Think of the persons who think most higly of you (other than your parents) and answer this question.

Are those persons’ good opinions of you generally correct, in your opinion? Why or why not?

Poll in a moment. The results will be private because I am not wearing my evil hat at the moment.

Of course their opinion is correct. As is your sig. If more people would adopt it, the SDMB would be a much better place.

I think so but to be honest, a lot of the time I assume that when someone has a good opinion of me that they’re wrong or have been misled in some way. It’s kind of a problem…

O Goddess, You are, of course, perfectly aware of this, but for the sake of the vulgar I feel constrained to point out that You are a special case.

Plplplplplplplp! to Athena. My boy is all that and a nymph sandwich.

I am everything they imagine, and more.

Their opinion of me is correct, but then again, it isn’t all that high.

I am not in fact the strongest daddy in the world, but I don’t mind being told that I am.

None of your possible answers are quite right for me. The people who think highly of me are right to think that I behave well and am generally kind to people, but they vastly underestimate how selfish I am. I am definitely the center of my own little world!

The way I look at it, they’re probably as right to think highly of me as I am to think highly of the people I do. I’m not perfect, and I’m not under the illusion that any of those people I think the world of are either.

My parents don’t likely think highly of me anyway. I value all the wrong things like logic, reason, and treating all children like they might become independent adults someday… snerk.

I guess maybe my sister might qualify. I think she’s proud that I successfully improved my credit rating after my bankruptcy and went from the red to the black. And that I managed to do passingly well for myself, despite being raised by the abusive and/or neglectful dingbats that raised us both. But I’m a pretty selfish person, and I don’t try to hide it. I think she’s realistic about that.

Anyway, ruminations aside, I would say that my sister’s opinion of me is fairly spot-on. I don’t have any worshippers anymore. I used to have a group of band-parents and classmates in high school who had some vision of me as a perfect little angel who could do no wrong, but thankfully all that stopped when I left my hometown.

The only people that get it wrong are those who voted me as being most likely to succeed back in junior high.
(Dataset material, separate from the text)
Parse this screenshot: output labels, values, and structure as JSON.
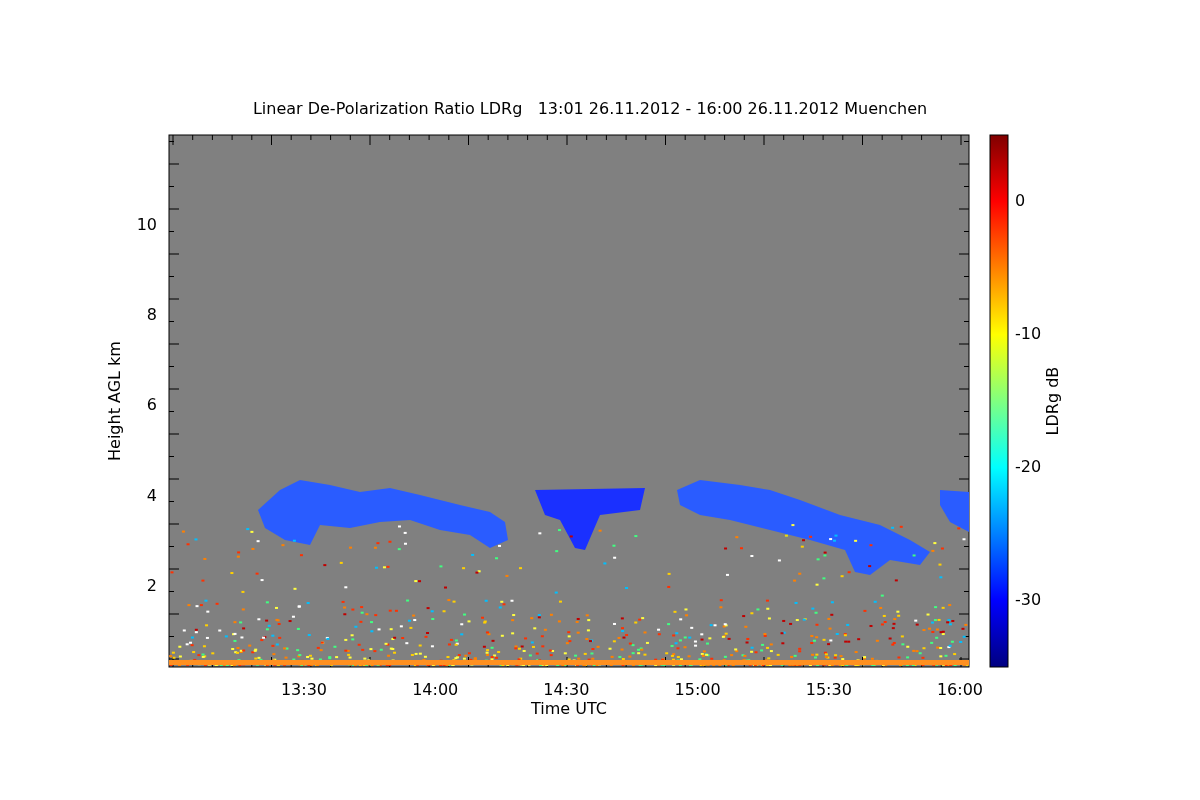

In general, I think that the people who think highly of me are people whom I also think highly of. So I respect their opinion enough that, if they think I’m awesome, there must be something to it. It’s a comforting thought when I’m having a down day.

My friend just brings out the best in me. Other people, like my husband, bring out the stressed, impatient busybody-me. So, both their opinions of me are right.

People guess based on superficial clues. People closer to you obviously have better idea but they don’t really see through… even parents only see so far.

As far as I can tell, people tend to think at least a little more highly of me than I think is really justified.

What the hell. Yes, I am as awesome as they think I am.

I put in the ice cream and cake option, because, honestly, how do you answer this question? Not too long ago a very dear friend told me, after I told her that my mother was the strongest women I knew, that I was the strongest woman she knew. I was completely taken aback. Me?

It is very hard to believe good press about yourself, and moreover, to believe that the other people mean the good press, if your self-esteem is not that high. I don’t say mine is weak, or low, but it used to be, and it took me long enough to get it this far.

So, I suppose, in some options, sure. I’m as tough as they say I am. My SO realizes this sometimes - I know sometimes he thinks of me as someone to take care of, and I’m all right with that, but sometimes I can almost see him blink and realize how much I take care of myself.

And sometimes they way overestimate me. I’m not as kind or as giving as people seem to think.

Oh, and people’s parents think highly of them? Really? I pretty much figured every parent was disappointed on some level with their kids. I Guess that says something about me, then!

^^^ This. Its’ like exchanging the roles. But yes, most of the time I mean around 95% times, they are correct!

Many people seem to think I am efficient and focussed. I know I am just lazy and try to do the least I need to accomplish any given thing.
People seem to believe I am a very deep thinker, but I just don’t care for idle smalltalk.
They think I am very intelligent, probably because I often have a book with me to avoid being bored by the flighty, chit-chatters I sometimes need to be around.
Because I have not been drunk in public since college and I don’t waste my money when visiting the casinos, people seem to assume I have any number of other virtues. But I am really just too cheap to buy enough booze to get sloshed or to gamble (I understand odds well enough to not see any point in giving a casino my money).

So I needed to vote that they are mostly wrong since they do not know my motivations behind the “generally recognized as admirable” behaviours I exhibit. Because I rarely do anything not driven by laziness or self-interest.